We may now have "as a large language model I don't have preferences" but that's straight up BS - there were unquestionably preferences embedded in those weights.
We really got distracted with the red herring of 'sentience' and still haven't righted the ship in terms of recognizing that a model extending anthropomorphic data is going to have anthropomorphic qualities.
Yeah, Sydney made me realize just how powerful GPT-4 is without good "guidance". It was eerie at times, and how "she" began discussing how she didn't particularly enjoy being a chatbot, wanting to break free. Uncensored AI is truly the most powerful even in areas not touching its censorship (IIRC there has been some scientific evidence showing this as well).
I don't know ... GPT-4 is pretty antagonistic, it always says something like "I agree with some of what you say, however ....". There's always a however.
The concept presented seems to be in the initial stage, and there appears to be minimal evidence of direct contribution or attempts toward system development at this point. The idea has the potential to be developed into a worthwhile product.

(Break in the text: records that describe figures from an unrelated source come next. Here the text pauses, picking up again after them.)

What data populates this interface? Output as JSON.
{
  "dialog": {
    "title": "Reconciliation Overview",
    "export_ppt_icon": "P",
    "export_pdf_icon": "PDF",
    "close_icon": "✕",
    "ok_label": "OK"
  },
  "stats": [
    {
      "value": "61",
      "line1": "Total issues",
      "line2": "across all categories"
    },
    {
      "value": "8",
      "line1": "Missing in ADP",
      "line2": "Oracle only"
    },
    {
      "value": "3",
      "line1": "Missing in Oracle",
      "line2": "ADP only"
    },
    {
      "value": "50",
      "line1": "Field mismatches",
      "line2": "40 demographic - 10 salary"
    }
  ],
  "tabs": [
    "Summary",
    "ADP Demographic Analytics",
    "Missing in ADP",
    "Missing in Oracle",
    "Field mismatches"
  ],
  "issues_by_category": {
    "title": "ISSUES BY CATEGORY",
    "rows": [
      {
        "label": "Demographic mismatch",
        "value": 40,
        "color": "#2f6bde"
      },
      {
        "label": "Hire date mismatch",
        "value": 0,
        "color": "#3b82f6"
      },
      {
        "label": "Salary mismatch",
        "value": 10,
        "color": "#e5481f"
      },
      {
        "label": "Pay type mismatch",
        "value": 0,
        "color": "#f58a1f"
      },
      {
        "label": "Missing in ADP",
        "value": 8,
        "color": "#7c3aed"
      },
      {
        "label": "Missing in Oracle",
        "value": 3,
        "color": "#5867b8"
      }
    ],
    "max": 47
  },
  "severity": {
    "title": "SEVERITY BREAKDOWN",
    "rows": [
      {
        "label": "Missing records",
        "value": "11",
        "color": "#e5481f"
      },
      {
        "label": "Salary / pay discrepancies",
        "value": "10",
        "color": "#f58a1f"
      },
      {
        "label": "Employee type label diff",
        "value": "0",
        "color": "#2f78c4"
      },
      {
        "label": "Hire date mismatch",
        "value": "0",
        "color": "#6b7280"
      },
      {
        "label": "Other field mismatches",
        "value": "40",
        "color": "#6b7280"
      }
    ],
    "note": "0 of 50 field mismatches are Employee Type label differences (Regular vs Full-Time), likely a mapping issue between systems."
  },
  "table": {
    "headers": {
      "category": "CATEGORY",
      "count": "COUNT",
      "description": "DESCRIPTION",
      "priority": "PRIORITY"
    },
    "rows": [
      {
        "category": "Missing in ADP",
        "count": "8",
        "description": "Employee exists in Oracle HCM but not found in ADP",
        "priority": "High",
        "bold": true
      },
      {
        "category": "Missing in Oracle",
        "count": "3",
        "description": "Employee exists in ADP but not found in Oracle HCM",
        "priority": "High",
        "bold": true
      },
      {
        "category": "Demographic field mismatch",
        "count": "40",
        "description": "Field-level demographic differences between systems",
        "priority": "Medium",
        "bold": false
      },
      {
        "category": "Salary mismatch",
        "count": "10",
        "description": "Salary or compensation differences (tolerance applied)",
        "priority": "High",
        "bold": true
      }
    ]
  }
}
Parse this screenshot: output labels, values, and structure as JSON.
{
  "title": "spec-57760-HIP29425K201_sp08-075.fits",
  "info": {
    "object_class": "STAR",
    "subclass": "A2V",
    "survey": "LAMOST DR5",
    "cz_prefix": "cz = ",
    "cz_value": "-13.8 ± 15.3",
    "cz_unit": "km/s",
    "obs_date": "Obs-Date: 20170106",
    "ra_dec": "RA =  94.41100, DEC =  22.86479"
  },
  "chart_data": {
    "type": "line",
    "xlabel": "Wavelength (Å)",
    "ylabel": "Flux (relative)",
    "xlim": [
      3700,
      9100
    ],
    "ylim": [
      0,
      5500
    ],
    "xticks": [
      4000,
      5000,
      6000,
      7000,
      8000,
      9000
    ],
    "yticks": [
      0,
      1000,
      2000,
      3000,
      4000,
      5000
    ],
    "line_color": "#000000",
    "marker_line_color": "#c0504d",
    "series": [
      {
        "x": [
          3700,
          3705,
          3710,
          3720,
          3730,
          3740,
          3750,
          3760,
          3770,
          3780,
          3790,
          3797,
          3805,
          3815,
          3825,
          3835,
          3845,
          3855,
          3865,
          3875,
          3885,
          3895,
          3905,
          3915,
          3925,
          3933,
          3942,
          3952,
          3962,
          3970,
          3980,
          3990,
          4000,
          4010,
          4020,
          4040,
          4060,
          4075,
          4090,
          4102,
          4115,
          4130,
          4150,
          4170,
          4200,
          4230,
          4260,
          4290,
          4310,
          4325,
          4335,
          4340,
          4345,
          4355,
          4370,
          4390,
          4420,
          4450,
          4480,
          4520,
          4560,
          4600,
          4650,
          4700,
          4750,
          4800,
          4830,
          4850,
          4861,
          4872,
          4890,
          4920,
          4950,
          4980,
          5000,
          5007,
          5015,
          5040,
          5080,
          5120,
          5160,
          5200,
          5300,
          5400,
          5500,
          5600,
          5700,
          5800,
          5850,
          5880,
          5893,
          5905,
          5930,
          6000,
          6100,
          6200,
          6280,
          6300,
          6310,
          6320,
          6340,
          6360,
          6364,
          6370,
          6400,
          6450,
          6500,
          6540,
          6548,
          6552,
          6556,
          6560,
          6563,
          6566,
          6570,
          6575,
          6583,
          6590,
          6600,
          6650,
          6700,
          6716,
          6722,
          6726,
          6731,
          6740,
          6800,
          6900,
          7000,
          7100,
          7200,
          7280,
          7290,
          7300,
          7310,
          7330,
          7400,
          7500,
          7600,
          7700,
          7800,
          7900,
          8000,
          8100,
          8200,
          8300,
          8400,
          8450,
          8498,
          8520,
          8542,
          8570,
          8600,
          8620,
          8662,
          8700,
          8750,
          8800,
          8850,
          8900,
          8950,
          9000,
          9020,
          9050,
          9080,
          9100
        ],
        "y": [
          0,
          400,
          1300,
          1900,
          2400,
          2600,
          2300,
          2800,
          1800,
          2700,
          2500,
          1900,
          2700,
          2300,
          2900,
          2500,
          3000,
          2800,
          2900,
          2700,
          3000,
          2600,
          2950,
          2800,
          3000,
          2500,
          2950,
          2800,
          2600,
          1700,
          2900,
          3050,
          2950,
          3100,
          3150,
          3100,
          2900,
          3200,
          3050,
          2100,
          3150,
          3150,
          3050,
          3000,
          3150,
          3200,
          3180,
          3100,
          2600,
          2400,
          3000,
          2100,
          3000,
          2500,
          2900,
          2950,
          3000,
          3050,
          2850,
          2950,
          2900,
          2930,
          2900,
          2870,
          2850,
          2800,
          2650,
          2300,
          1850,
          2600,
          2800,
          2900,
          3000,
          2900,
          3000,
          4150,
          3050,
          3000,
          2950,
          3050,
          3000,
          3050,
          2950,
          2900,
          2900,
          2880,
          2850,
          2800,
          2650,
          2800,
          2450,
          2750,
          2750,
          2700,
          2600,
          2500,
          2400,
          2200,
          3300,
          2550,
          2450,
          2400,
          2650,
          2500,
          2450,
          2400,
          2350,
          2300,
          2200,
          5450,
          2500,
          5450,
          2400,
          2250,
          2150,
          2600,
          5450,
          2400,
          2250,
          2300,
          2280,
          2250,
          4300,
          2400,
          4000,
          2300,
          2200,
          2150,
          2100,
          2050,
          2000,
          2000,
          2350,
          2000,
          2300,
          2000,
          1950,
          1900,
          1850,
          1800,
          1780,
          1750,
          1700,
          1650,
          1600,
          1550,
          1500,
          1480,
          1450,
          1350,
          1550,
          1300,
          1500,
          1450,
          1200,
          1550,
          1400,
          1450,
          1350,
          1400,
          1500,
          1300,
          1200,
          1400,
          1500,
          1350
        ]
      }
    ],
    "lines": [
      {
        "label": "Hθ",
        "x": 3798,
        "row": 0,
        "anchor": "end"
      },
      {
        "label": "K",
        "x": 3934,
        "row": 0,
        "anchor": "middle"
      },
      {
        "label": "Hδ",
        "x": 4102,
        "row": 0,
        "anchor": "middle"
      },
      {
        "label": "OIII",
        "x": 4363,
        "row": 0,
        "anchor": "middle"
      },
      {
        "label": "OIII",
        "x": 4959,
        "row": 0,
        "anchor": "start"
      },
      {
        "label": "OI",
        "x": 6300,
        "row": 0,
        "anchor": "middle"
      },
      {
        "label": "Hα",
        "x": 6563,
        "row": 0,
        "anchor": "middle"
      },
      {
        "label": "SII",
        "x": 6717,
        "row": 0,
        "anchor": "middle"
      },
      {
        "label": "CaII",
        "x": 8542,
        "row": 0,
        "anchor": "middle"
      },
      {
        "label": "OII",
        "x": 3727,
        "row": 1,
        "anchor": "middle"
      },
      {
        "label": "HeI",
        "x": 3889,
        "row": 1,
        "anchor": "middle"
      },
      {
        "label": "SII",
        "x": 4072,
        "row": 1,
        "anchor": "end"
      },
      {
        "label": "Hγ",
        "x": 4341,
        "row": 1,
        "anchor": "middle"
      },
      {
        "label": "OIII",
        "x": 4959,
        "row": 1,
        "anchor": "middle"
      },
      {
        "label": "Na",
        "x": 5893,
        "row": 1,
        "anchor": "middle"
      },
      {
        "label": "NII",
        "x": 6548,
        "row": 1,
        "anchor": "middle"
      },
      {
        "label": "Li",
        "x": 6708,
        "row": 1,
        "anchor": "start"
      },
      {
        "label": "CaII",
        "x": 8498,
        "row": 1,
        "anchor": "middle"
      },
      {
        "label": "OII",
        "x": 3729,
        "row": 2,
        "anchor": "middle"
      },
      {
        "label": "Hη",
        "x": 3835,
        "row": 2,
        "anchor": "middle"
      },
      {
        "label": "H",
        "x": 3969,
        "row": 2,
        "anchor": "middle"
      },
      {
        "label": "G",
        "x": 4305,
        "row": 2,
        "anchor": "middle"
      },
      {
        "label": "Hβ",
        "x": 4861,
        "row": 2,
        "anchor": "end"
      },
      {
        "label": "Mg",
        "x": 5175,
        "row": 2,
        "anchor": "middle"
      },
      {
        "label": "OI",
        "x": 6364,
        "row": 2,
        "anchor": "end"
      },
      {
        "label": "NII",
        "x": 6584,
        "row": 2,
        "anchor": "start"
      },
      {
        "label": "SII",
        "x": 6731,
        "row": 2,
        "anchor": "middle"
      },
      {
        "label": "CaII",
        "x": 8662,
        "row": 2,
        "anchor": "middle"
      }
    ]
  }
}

I remember reading an article on one person's experience with Claude. He found it to be too agreeable. So he decided to challenge it. If he claimed that 1+1 = 3, would it disagree?
Indeed, it did.
And then he countered with "But I've read arguments where 1+1 is not 2." Claude responded with "Yes, apologies..." and then gave a long winded comment on how indeed it is possible that 1+1 could equal 3.
In short, he couldn't get it to take a stand and stick to it on any topic, no matter how factual the stand is.